Imagine the ANOVA table as a ledger that helps us account for the total variability in the dependent variable, which in this case is the texture of strawberries. It breaks down this variability into two parts: variability explained by the regression (SSR) and the unexplained variability or error (SSE).

As we constructed in the exercise, the ANOVA table includes columns for sources of variation (Regression and Error), degrees of freedom (df), sum of squares, mean squares, and the F statistic. The degrees of freedom associated with Regression is typically the number of independent variables, and for Error, it's the total number of observations minus the number of parameters estimated (including the intercept).

The Sum of Squares measures variability; SST is the total variability in y, SSR is attributed to the regression line's ability to predict y, and SSE is the error or residual. The Mean Square is the Sum of Squares divided by its respective degrees of freedom, which is used to calculate the F statistic. This statistic tells us the ratio of variance explained by the model to variance unexplained, which is a way to test the overall significance of the regression model. If the F value is larger than the F-critical value from F distribution tables, we reject the null hypothesis that the model with the independent variables is not better than a model with no independent variables.

Covariance and Variance

Understanding the relationship between two variables is essential in regression analysis, and here covariance is the statistic that measures this. Covariance indicates the direction of the linear relationship between variables. If both variables tend to increase or decrease together (positive covariance) or if one increases when the other decreases (negative covariance), this gives us an insight into their correlation.
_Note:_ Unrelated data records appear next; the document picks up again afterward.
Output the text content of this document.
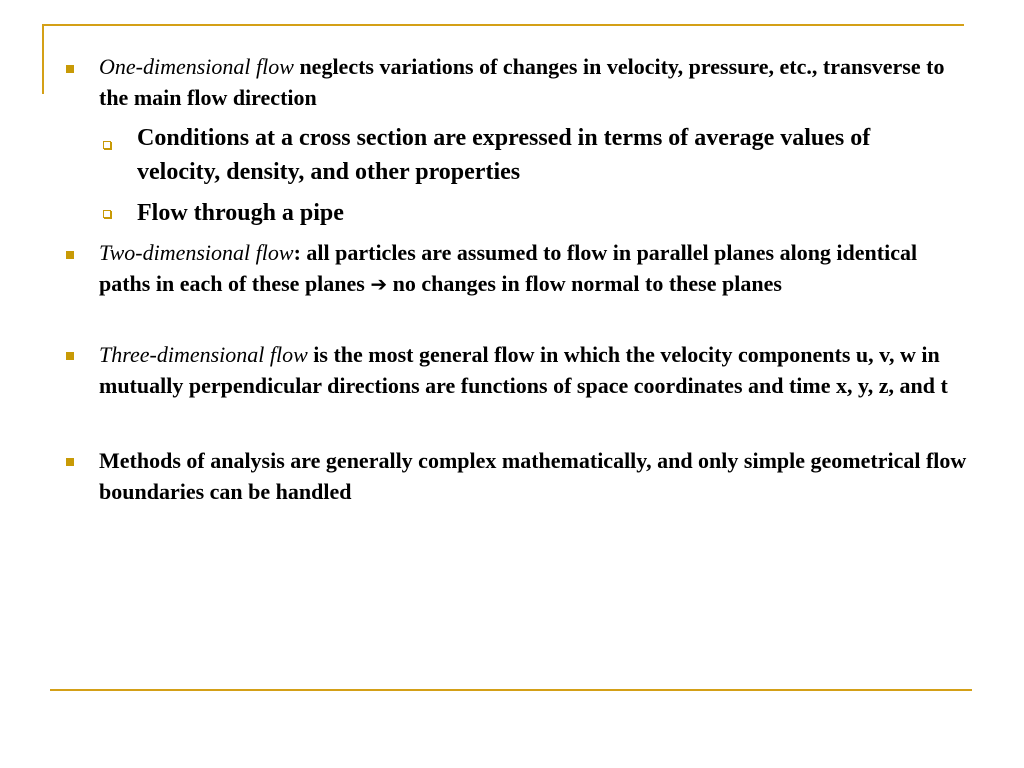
One-dimensional flow neglects variations of changes in velocity, pressure, etc., transverse to the main flow direction
Conditions at a cross section are expressed in terms of average values of velocity, density, and other properties
Flow through a pipe
Two-dimensional flow: all particles are assumed to flow in parallel planes along identical paths in each of these planes ➔ no changes in flow normal to these planes
Three-dimensional flow is the most general flow in which the velocity components u, v, w in mutually perpendicular directions are functions of space coordinates and time x, y, z, and t
Methods of analysis are generally complex mathematically, and only simple geometrical flow boundaries can be handled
In our exercise, we calculated the covariance between storage temperature (x) and texture of strawberries (y). A negative covariance of -4.5 indicates that an increase in coded storage temperature tends to be associated with a decrease in the texture rating of strawberries.
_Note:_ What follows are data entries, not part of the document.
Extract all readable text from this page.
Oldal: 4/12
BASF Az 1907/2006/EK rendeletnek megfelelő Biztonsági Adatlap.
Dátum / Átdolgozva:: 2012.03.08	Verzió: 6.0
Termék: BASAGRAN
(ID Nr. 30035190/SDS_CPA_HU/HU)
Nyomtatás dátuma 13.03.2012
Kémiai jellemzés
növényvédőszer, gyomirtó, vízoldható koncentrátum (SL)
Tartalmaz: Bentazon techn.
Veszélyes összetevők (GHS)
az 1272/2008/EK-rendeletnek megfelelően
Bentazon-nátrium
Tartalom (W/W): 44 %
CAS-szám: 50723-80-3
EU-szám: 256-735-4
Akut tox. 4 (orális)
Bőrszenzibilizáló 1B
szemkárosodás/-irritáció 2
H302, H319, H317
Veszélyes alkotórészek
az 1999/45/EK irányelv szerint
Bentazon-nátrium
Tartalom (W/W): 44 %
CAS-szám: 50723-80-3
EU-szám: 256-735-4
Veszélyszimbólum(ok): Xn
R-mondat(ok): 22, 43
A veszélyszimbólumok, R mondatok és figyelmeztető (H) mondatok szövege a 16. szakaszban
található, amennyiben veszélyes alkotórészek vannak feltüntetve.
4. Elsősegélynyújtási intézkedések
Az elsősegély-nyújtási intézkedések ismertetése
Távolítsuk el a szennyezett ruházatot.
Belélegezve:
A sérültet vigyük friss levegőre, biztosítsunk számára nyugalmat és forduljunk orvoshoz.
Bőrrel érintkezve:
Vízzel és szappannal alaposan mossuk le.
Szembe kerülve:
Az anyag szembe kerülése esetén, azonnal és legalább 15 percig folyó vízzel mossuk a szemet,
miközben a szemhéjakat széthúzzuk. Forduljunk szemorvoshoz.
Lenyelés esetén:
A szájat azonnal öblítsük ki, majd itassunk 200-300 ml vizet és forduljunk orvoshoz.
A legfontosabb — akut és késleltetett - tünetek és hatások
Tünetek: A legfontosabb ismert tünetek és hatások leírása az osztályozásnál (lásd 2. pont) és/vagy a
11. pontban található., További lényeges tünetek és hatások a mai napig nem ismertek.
Variance, on the other hand, measures how much values of a single variable spread out from the mean. In the context of regression, the variance of the independent variable (x) contributes to the determination of the slope of the least-squares regression line. It's worth highlighting that the variance of x in the exercise was 5, which is strictly positive, affirming that there's variation in our independent variable, a necessity for regression analysis.
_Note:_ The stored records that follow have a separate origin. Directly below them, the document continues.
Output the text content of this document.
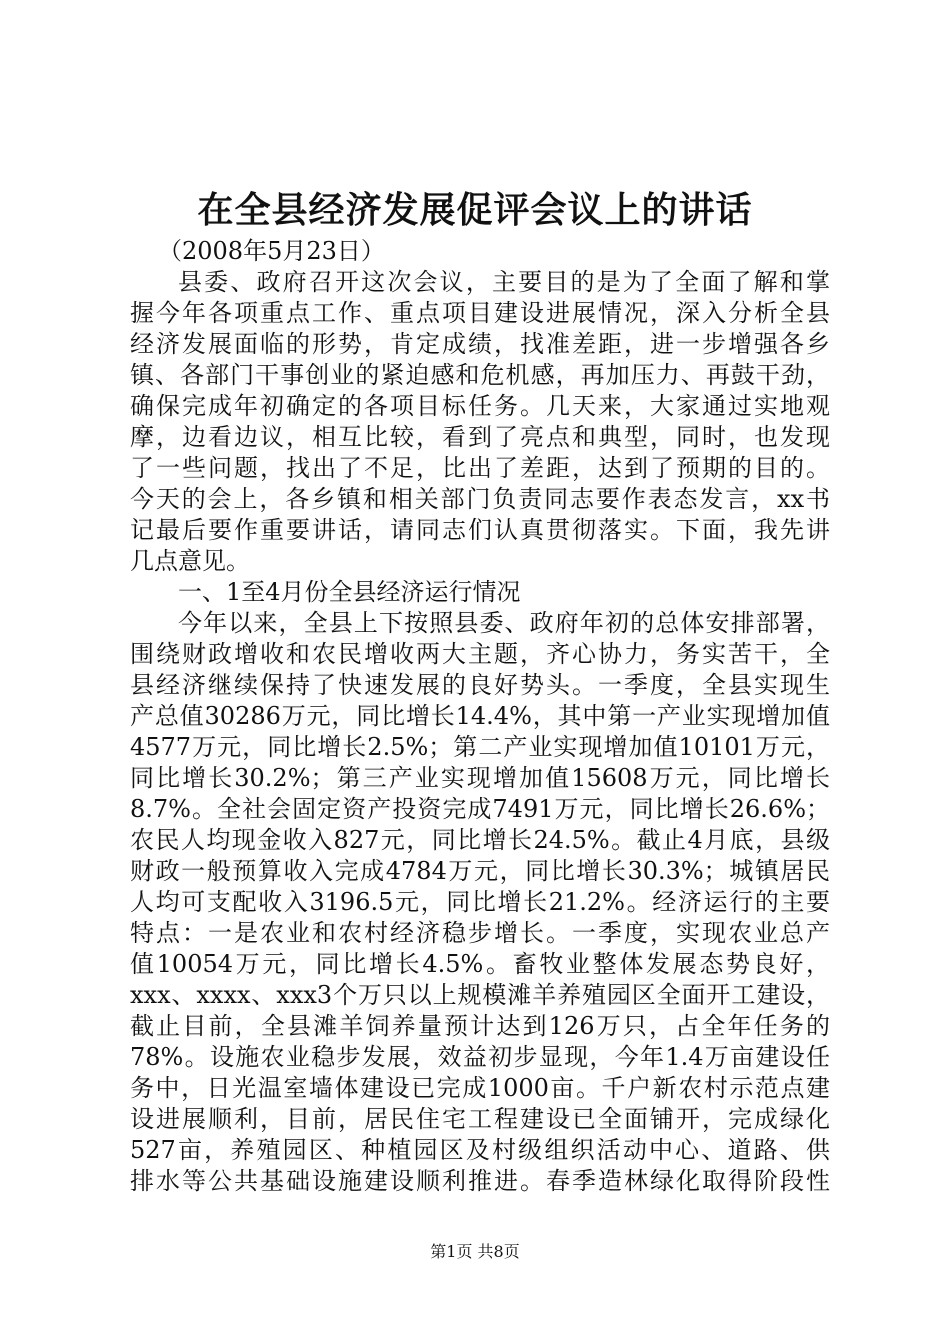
在全县经济发展促评会议上的讲话
（2008年5月23日）
县委、政府召开这次会议，主要目的是为了全面了解和掌
握今年各项重点工作、重点项目建设进展情况，深入分析全县
经济发展面临的形势，肯定成绩，找准差距，进一步增强各乡
镇、各部门干事创业的紧迫感和危机感，再加压力、再鼓干劲，
确保完成年初确定的各项目标任务。几天来，大家通过实地观
摩，边看边议，相互比较，看到了亮点和典型，同时，也发现
了一些问题，找出了不足，比出了差距，达到了预期的目的。
今天的会上，各乡镇和相关部门负责同志要作表态发言，xx书
记最后要作重要讲话，请同志们认真贯彻落实。下面，我先讲
几点意见。
一、1至4月份全县经济运行情况
今年以来，全县上下按照县委、政府年初的总体安排部署，
围绕财政增收和农民增收两大主题，齐心协力，务实苦干，全
县经济继续保持了快速发展的良好势头。一季度，全县实现生
产总值30286万元，同比增长14.4%，其中第一产业实现增加值
4577万元，同比增长2.5%；第二产业实现增加值10101万元，
同比增长30.2%；第三产业实现增加值15608万元，同比增长
8.7%。全社会固定资产投资完成7491万元，同比增长26.6%；
农民人均现金收入827元，同比增长24.5%。截止4月底，县级
财政一般预算收入完成4784万元，同比增长30.3%；城镇居民
人均可支配收入3196.5元，同比增长21.2%。经济运行的主要
特点：一是农业和农村经济稳步增长。一季度，实现农业总产
值10054万元，同比增长4.5%。畜牧业整体发展态势良好，
xxx、xxxx、xxx3个万只以上规模滩羊养殖园区全面开工建设，
截止目前，全县滩羊饲养量预计达到126万只，占全年任务的
78%。设施农业稳步发展，效益初步显现，今年1.4万亩建设任
务中，日光温室墙体建设已完成1000亩。千户新农村示范点建
设进展顺利，目前，居民住宅工程建设已全面铺开，完成绿化
527亩，养殖园区、种植园区及村级组织活动中心、道路、供
排水等公共基础设施建设顺利推进。春季造林绿化取得阶段性
第1页 共8页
Both covariance and variance are building blocks in calculating the slope (b) of the least-squares regression line. By knowing how these two statistics affect our regression line, we can better understand the relationship our data is exhibiting and ensure the reliability of our regression model.

Hypothesis Testing

Hypothesis testing in regression analysis is a statistical method used to make inferences about the population parameters based on sample data. Specifically, we often want to test the significance of our regression coefficients to ensure they are not the result of random chance.

For instance, in the context of the least-squares regression line from our exercise, hypothesis testing can be used to determine whether the slope of the regression line is statistically significantly different from zero. The null hypothesis (H0) generally states there is no effect or no relationship, in our case, it would be that the slope is zero, meaning storage temperature does not affect the texture of strawberries.

To test this, we use the F statistic from the ANOVA table, which compares the variance explained by the model to the unexplained variance. If the F statistic is large, it provides evidence against the null hypothesis. In our exercise, the calculated F statistic of 10.07 would then be compared to a critical value from the F distribution. Exceeding this critical value would lead us to reject the null hypothesis, thus affirming the significance of the storage temperature in explaining changes in the texture of strawberries.

Hypothesis testing in regression not only allows us to infer the relevance of predictors but also validates the utility of the regression model itself, making it a fundamental tool in data analysis.